How did I go from being a Lear Jet to being a Tugboat?

People are always talking in glowing terms about old age.  “The wisdom of old age”… “The serenity of old age”…”Getting to retire and relax and do what you want to do in your old age”….Well, let me tell you something, Amigos….getting old SUCKS!!!!  From forgetting things, to my eyesight going, to my waistline NOT going (followed closely by my sexy, eye-catching MOOBS), to the indecent amount of pills I take in morning,  I lose count every day of how many times I roll my eyes and shake my head with a wry grin on my face over the indignities I suffer because of old age. How did this happen?  I used to be suave and slick…no Tom Selleck or Robert Redford (or even Barry Gibb for that matter), but I used to do pretty well, thank you very much.  Now, my soft, full, wavy blonde hair has been replaced by this big patch of skin on top of my head and my daughters telling me that I’m “cute” for my age.

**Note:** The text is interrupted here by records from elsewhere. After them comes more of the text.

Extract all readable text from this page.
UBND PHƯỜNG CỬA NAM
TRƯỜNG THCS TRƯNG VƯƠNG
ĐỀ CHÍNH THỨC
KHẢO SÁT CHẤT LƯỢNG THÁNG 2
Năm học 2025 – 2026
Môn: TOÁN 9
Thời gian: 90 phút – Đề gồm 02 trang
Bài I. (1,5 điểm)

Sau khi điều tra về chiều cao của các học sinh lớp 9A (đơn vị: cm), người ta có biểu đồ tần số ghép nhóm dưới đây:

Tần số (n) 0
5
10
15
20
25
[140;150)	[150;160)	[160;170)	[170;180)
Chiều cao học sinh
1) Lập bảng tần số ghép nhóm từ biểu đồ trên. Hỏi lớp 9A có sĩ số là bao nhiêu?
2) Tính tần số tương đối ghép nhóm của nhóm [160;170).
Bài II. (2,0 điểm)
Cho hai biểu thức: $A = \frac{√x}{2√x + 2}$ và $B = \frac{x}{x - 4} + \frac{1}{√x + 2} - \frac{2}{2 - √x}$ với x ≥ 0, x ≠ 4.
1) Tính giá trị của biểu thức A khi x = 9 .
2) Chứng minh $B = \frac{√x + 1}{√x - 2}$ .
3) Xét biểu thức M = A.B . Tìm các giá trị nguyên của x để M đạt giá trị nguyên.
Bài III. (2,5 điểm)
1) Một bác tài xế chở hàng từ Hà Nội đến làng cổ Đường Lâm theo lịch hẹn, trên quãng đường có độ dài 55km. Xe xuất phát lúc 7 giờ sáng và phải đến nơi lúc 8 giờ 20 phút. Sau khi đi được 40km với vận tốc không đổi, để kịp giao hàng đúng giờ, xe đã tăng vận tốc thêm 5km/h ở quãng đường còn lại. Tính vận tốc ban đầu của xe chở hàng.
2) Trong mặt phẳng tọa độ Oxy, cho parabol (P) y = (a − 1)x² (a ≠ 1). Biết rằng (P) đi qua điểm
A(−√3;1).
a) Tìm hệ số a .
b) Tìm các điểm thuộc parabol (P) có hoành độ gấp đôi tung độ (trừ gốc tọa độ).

But yesterday….oh yesterday was just too much.  I had just finished the second Comedy Break of the morning, just before 9 o’clock, when I felt what has become the all-too familiar rumbling in my stomach.  No, I wasn’t hungry….I was GASSY!  This, too, comes with old age.  Now, I had to drop off my winner’s slip at the front desk, so I figured that I had plenty of time to walk to the front desk from The Bus studios and get back to the bathroom across the hall without incident…only THIS time, I was wrong.  Oh yes…THIS time I was doing my best imitation of a tugboat…a little toot here, a little toot there…all the way back.  It was like someone had filled the hallway with small ducks and I was periodically stepping on one as I made my way back from the front desk…step step BRACK…step step step BRACK…  The only saving grace was that no one was in the hall, so I was the only one who knew what horrors were playing out right before my very eyes (at least I think I was).  It was like I was walking with my father…or grandfather…only it was ME!  Next thing I know, someone will be changing my grandchild’s diapers AND MINE at the same time.